P. oldus can often be found basking at the Kingfisher Overlook or the Kiskadee Blind at Bentsen–Rio Grande Valley State Park, the headquarters of the loftily titled World Birding Center, which is actually nine small sites scattered from Roma, in Starr County, to South Padre Island. Bentsen–Rio Grande, which sprawls across 760 acres along the river in Mission, is the top draw in this avian archipelago. Farming and development have done away with most of the woodland that used to line the river, so the dense subtropical forest in this park is a pleasant surprise. As are the colorful birds; seated next to a taciturn South Dakotan, I watched orange Altamira orioles and green jays squabbling over a feeder only a few feet away. In spring and fall, migrating broad-winged hawks fill the sky over an observation tower. One minor dis­appointment: The two-mile Rio Grande Trail leading to a deck with views of Mexico was closed due to flooding.
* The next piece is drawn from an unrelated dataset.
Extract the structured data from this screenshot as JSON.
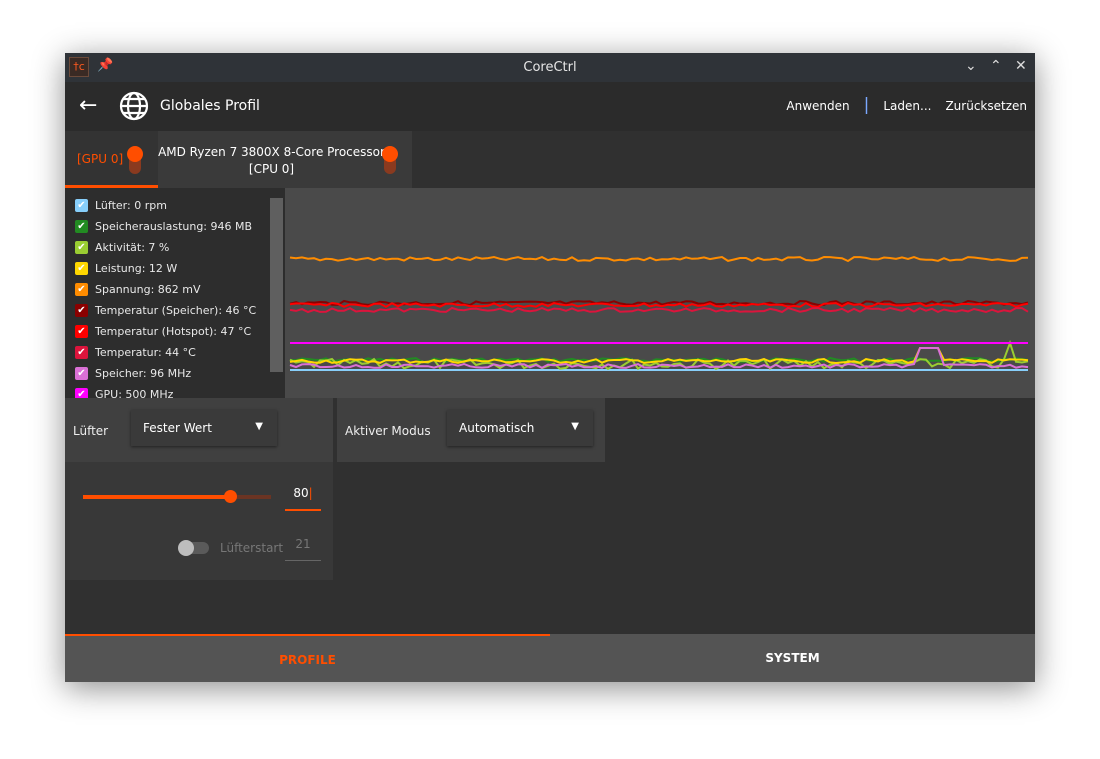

Your next stop is thirty miles to the east, in Weslaco, where the TPWD has built the largest wetlands environment of the center. Head over to Estero Llano Grande, where you can watch up to seventy species of shorebirds preening or wander the short trails for a closer look at roseate spoonbills and white-faced ibis. This small park is especially good for beginning birders, since the covered deck attached to the visitors center is equipped with binoculars and directly overlooks the largest pond. The flat trails are perfect for a gentle stroll through the different habitats.
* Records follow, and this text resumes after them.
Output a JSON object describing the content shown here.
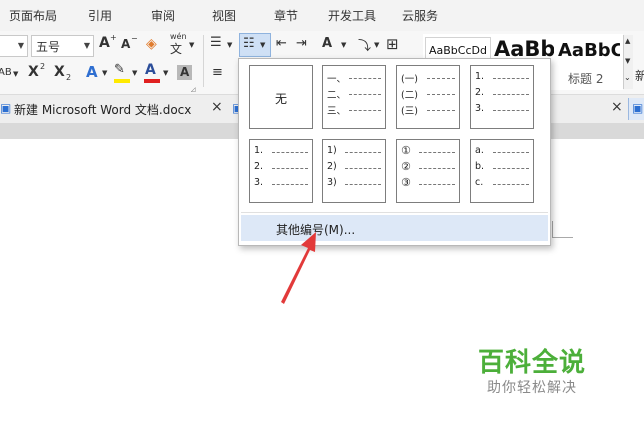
{
  "menubar": {
    "items": [
      "页面布局",
      "引用",
      "审阅",
      "视图",
      "章节",
      "开发工具",
      "云服务"
    ]
  },
  "ribbon": {
    "font_size_value": "五号",
    "grow_font": "A",
    "shrink_font": "A",
    "pinyin": "wén",
    "char_a": "A",
    "superscript": "X",
    "subscript": "X",
    "hue_ab": "AB",
    "style_samples": [
      "AaBbCcDd",
      "AaBb",
      "AaBbC"
    ],
    "style_caption": "标题 2",
    "new_label": "新"
  },
  "tabbar": {
    "doc_tab_label": "新建 Microsoft Word 文档.docx",
    "close_glyph": "×"
  },
  "dropdown": {
    "none_label": "无",
    "cells": [
      {
        "lines": [
          "一、",
          "二、",
          "三、"
        ]
      },
      {
        "lines": [
          "(一)",
          "(二)",
          "(三)"
        ]
      },
      {
        "lines": [
          "1.",
          "2.",
          "3."
        ]
      },
      {
        "lines": [
          "1.",
          "2.",
          "3."
        ]
      },
      {
        "lines": [
          "1)",
          "2)",
          "3)"
        ]
      },
      {
        "lines": [
          "①",
          "②",
          "③"
        ]
      },
      {
        "lines": [
          "a.",
          "b.",
          "c."
        ]
      }
    ],
    "more_label": "其他编号(M)..."
  },
  "watermark": {
    "title": "百科全说",
    "subtitle": "助你轻松解决"
  },
  "colors": {
    "accent_red": "#e23a3a",
    "watermark_green": "#4caf3a",
    "highlight_yellow": "#ffea00",
    "font_red": "#e02020",
    "selected_bg": "#dde8f7",
    "letter_blue": "#2f6fd1"
  }
}
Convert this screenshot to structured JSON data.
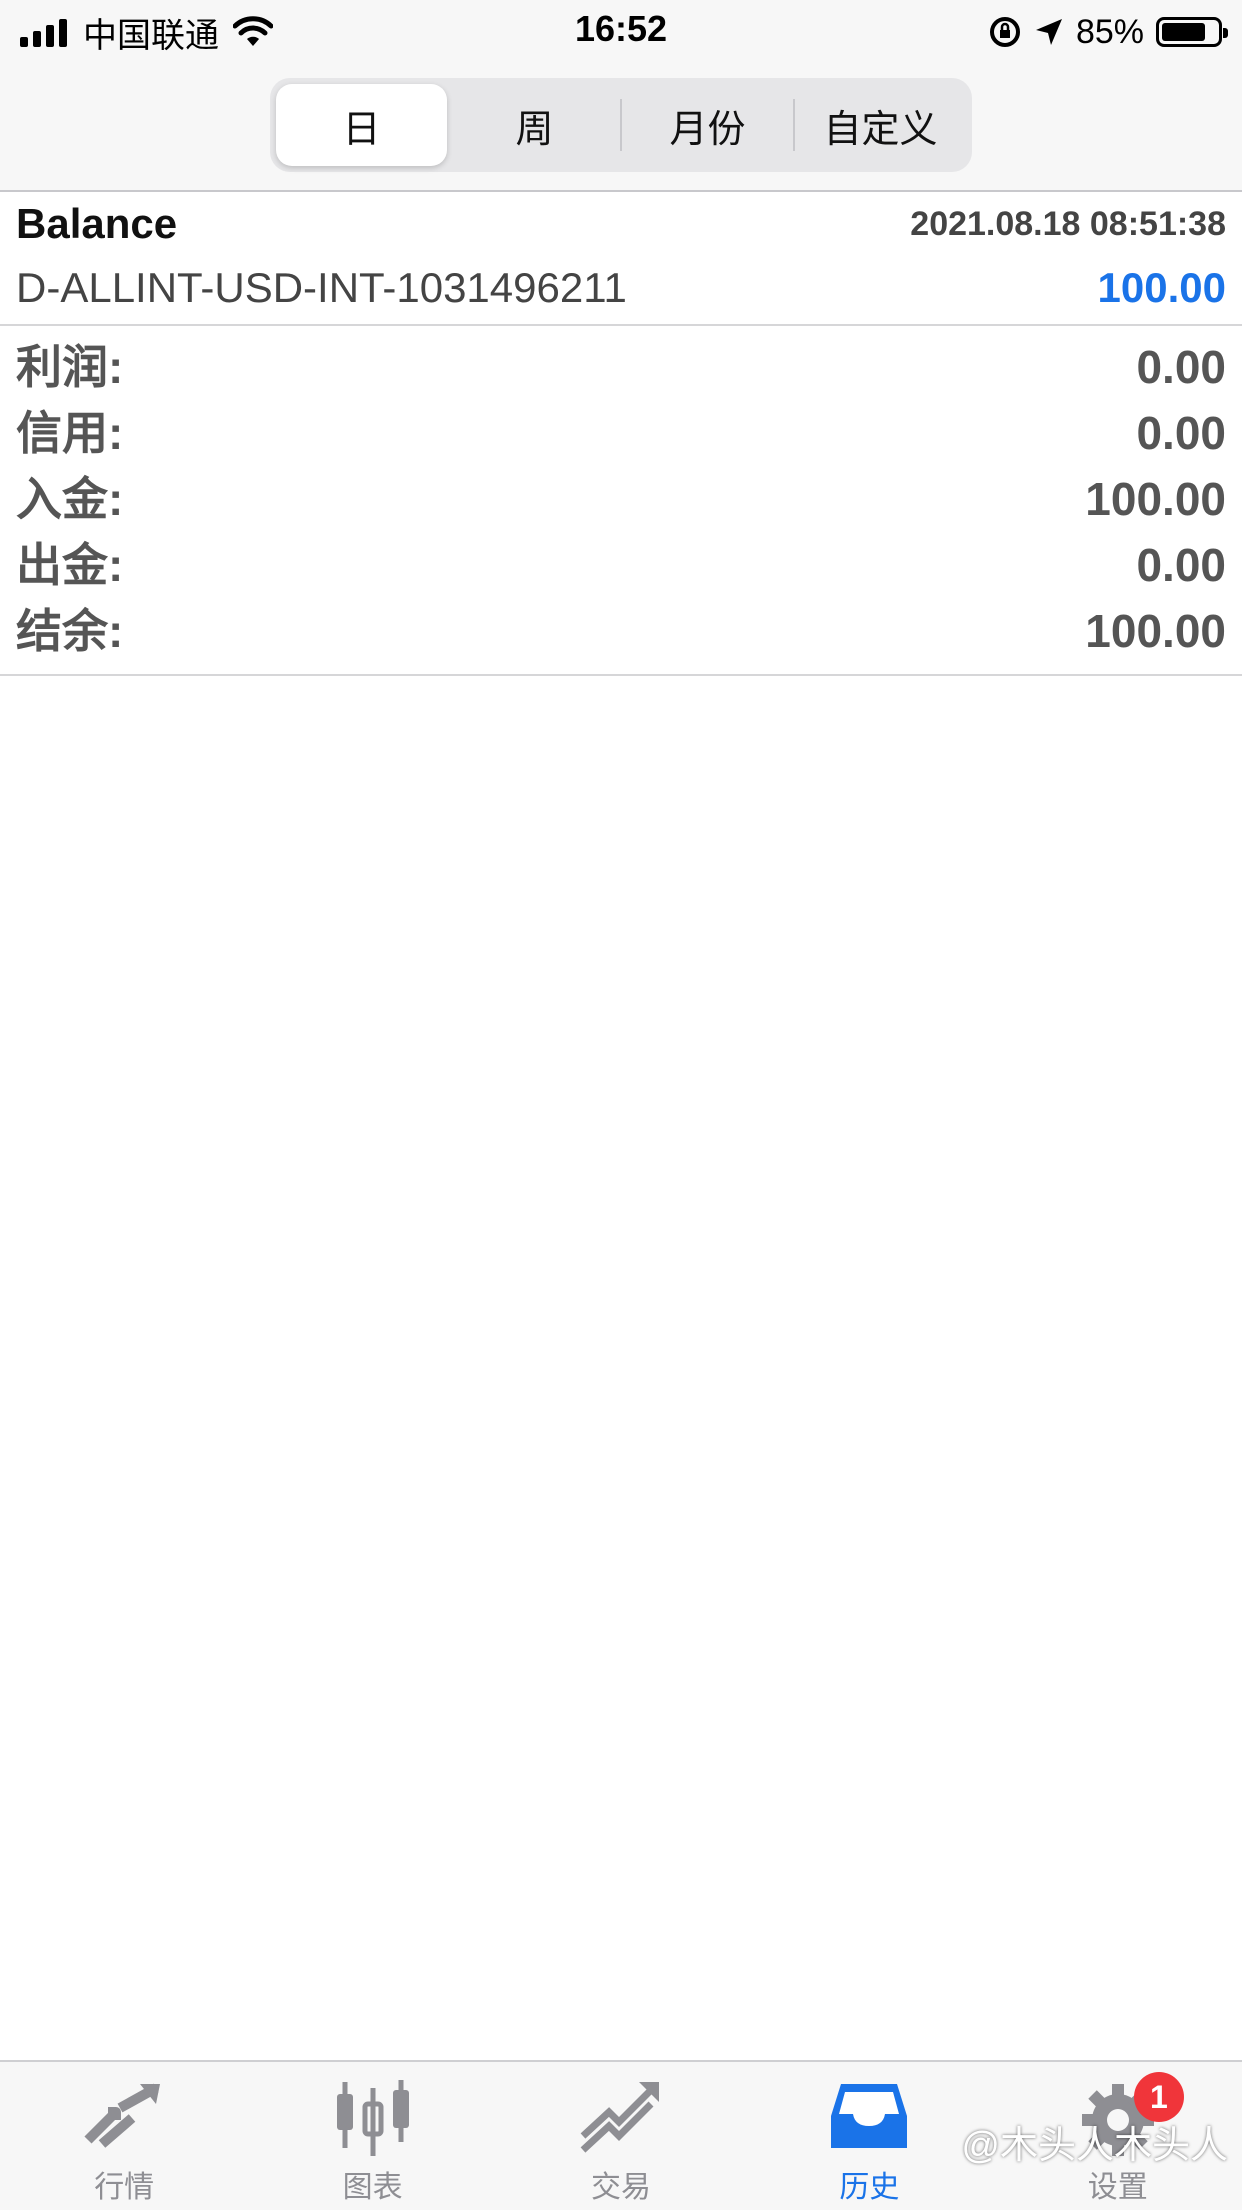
{
  "status_bar": {
    "carrier": "中国联通",
    "time": "16:52",
    "battery": "85%"
  },
  "segments": [
    {
      "label": "日",
      "active": true
    },
    {
      "label": "周",
      "active": false
    },
    {
      "label": "月份",
      "active": false
    },
    {
      "label": "自定义",
      "active": false
    }
  ],
  "record": {
    "type": "Balance",
    "datetime": "2021.08.18 08:51:38",
    "account": "D-ALLINT-USD-INT-1031496211",
    "amount": "100.00",
    "amount_color": "#1a73e8"
  },
  "summary": [
    {
      "label": "利润:",
      "value": "0.00"
    },
    {
      "label": "信用:",
      "value": "0.00"
    },
    {
      "label": "入金:",
      "value": "100.00"
    },
    {
      "label": "出金:",
      "value": "0.00"
    },
    {
      "label": "结余:",
      "value": "100.00"
    }
  ],
  "tabbar": {
    "items": [
      {
        "label": "行情",
        "icon": "quotes-arrows-icon",
        "active": false
      },
      {
        "label": "图表",
        "icon": "candlestick-chart-icon",
        "active": false
      },
      {
        "label": "交易",
        "icon": "trade-trend-icon",
        "active": false
      },
      {
        "label": "历史",
        "icon": "history-inbox-icon",
        "active": true
      },
      {
        "label": "设置",
        "icon": "gear-icon",
        "active": false
      }
    ],
    "settings_badge": "1",
    "active_color": "#1a73e8",
    "inactive_color": "#8e8e93"
  },
  "watermark": "@木头人木头人"
}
In Brownsville, at Resaca de la Palma, you’ll find the largest, and wildest, parcel of land in the system. Here, thick brush hides the oxbow lakes that the Rio Grande has left behind, providing habitat for both branch and bayou dwellers. But despite the name, there is none of the palm forest that used to cover the riverbanks for miles. The Sabal Palm Sanctuary ( tx.audubon.org/sabal.html), a private park cut off from the highway by the border fence, has one of the last remaining stands, and a walk through these green frondy giants is now a trip through time. Of the more than eighty recognized birdwatching sites in the Valley, from urban ponds to the vast Santa Ana National Wildlife Refuge, these five hundred acres are, to me, the most precious.

TRIP TO TOWN: With fourteen locations in the Valley, finding an El Pato ( elpatomexicanfood.com), the local chain that is famous for its breakfast tacos, is as easy as spotting a buff-bellied hummingbird. And there’s nothing like a carne guisada and avocado taco to get you ready for a day of birding.